Spark SQL saveAsTable is not compatible with Hive when partition is specified

Question

Kind of edge case, when saving parquet table in Spark SQL with partition,

#schema definitioin
final StructType schema = DataTypes.createStructType(Arrays.asList(
    DataTypes.createStructField("time", DataTypes.StringType, true),
    DataTypes.createStructField("accountId", DataTypes.StringType, true),
    ...

DataFrame df = hiveContext.read().schema(schema).json(stringJavaRDD);

df.coalesce(1)
    .write()
    .mode(SaveMode.Append)
    .format("parquet")
    .partitionBy("year")
    .saveAsTable("tblclick8partitioned");

Spark warns:

Persisting partitioned data source relation into Hive metastore in Spark SQL specific format, which is NOT compatible with Hive

In Hive:

hive> describe tblclick8partitioned;
OK
col                     array<string>           from deserializer
Time taken: 0.04 seconds, Fetched: 1 row(s)

Obviously the schema is not correct - however if I use saveAsTable in Spark SQL without partition the table can be queried without problem.

Question is how can I make a parquet table in Spark SQL compatible with Hive with partition info?

data is stored into hdfs and metadata is stored into hive metastore — dunlu_98k, Aug 31 '16 at 02:14
Did you try to "register as temp table" then run SQL commands "CREATE TABLE" then "INSERT "? — Samson Scharfrichter, Aug 31 '16 at 06:58
Thank you Samson , not yet but isn`t saveAsTable doing what it suppose to ? — dunlu_98k, Aug 31 '16 at 07:20
Maybe it depends on which version of Spark you are using, e.g. *"its' not a bug, it's a feature"* vs. *"will be implemented someday"* — Samson Scharfrichter, Aug 31 '16 at 16:21

rys · Answer 1 · 2016-09-20T18:00:08.790

13

That's because DataFrame.saveAsTable creates RDD partitions but not Hive partitions, the workaround is to create the table via hql before calling DataFrame.saveAsTable.

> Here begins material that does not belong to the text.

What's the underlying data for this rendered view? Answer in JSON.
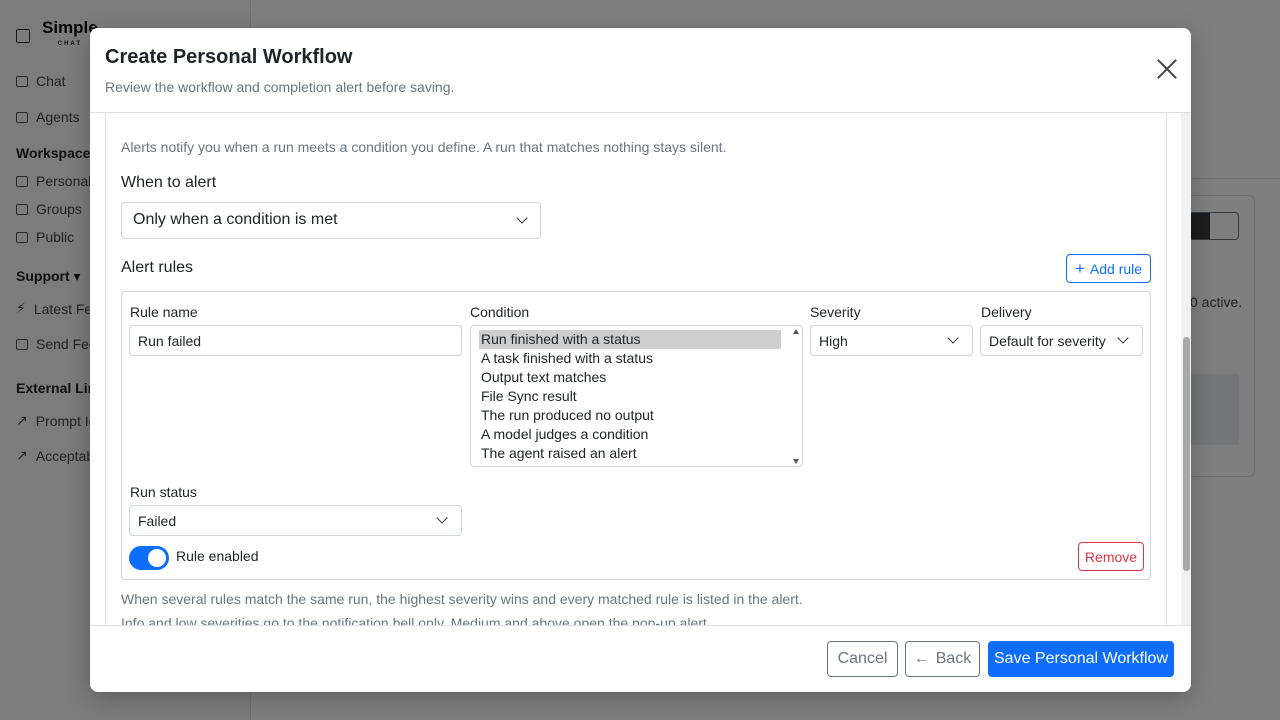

An example from SPARK-14927 looks like this:

hc.sql("create external table tmp.partitiontest1(val string) partitioned by (year int)")

Seq(2012 -> "a", 2013 -> "b", 2014 -> "c").toDF("year", "val")
  .write
  .partitionBy("year")
  .mode(SaveMode.Append)
  .saveAsTable("tmp.partitiontest1")

edited Sep 20 '16 at 18:00

answered Sep 19 '16 at 22:48

rys

131
1
5

1

Hi rys, welcome to StackOverflow and thank you for your answer. As links can change over time, would you be able to edit your answer to quote the relevant portions of the solution here? Thanks! – Tim Malone Sep 19 '16 at 23:14

score 1 · Answer 2 · answered May 24 '17 at 05:38

1

A solution is to create the table with Hive and then save the data with ...partitionBy("year").insertInto("default.mytable").

In my experience, creating the table in Hive and then using ...partitionBy("year").saveAsTable("default.mytable") did not work. This is with Spark 1.6.2.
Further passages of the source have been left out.